レーザー手術

いびき治療には、各種の方法がありますが、物理的にレーザーによって気道を広げるという治療法が存在します。通常、いびきをかかない健康な睡眠生活を送れる人は、舌が喉の奥に落ち込まず、気道が確保されて呼吸が楽にできるようになっています。ところが、肥満による贅肉の重みにより気道が潰れてくることや舌そのものが肥大すること。また歳を重ねることによる首周りから喉周辺の筋力の低下によって、舌が喉の奥の方へ落ち込み、気道を狭くしていきます。これがいびきの原因となってくるものなのです。

 

このように、気道が狭くなれば、呼吸のためには空気の流れるスピードを上げなければ、酸素不足になってしまいます。無意識に口呼吸により、大量の空気を取り込もうとしますので、その空気の流れにより喉粘膜が振動し、音をたてます。これがいびきの音の直接の原因です。この症状が進んでいきますと、どんどん気道が狭くなり、睡眠中に何回か気道が完全に塞がれる状況が発生します。これを睡眠時無呼吸症候群といいます。

 

このような気道の状態を改善する方法として、外科的ないびき治療法があります。その外科的な治療のうちのひとつがレーザーによる、「口蓋垂軟口蓋形成術」といういびき治療法です。これは、狭くなった気道を広くするために「口蓋垂」、いわゆる「のどちんこ」と「軟口蓋」というのどちんこがぶら下がっているあたりの周辺をレーザーで切除するものです。
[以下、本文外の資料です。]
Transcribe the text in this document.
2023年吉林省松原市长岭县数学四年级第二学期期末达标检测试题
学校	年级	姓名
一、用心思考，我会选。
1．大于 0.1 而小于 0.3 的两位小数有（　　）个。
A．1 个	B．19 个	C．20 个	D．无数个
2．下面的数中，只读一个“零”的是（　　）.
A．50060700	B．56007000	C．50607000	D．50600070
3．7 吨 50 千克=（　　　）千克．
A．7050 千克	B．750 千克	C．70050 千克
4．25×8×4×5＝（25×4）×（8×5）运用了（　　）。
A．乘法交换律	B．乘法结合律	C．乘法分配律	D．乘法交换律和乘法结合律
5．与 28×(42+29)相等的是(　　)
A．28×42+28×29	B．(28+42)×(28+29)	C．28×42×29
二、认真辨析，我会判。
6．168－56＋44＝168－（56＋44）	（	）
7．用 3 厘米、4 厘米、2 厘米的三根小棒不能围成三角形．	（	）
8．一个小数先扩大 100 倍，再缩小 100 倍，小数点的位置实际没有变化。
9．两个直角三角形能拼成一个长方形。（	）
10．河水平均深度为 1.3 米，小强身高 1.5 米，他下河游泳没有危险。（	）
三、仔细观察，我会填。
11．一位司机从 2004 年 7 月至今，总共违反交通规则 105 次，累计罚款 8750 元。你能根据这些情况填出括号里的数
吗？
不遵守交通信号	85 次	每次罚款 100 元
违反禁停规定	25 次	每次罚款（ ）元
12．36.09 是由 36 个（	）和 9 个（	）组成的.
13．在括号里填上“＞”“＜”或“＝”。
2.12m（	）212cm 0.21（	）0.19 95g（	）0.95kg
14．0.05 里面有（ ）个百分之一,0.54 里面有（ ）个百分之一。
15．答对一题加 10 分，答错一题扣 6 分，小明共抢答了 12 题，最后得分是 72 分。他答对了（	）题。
これにより気道は広くなりますので、いびきの解消に有効であるといわれています。

 

レーザー治療の完治率は90%以上であるといわれますので、100%治ることが保障されたものではありません。特に重度の肥満などの人はこの手術と合わせて、生活習慣の見直し、体重の減少を行う必要があるケースが多いようです。

 

手術自体は安全性も高く、医療機関によっては、10分程度で終了しますので、日帰りの治療が可能な場合もあります。このレーザーによるいびき治療を希望される場合は、やはり医師とよく相談し、本当に必要な手術であるのかどうか、よく相談して検討してみてください。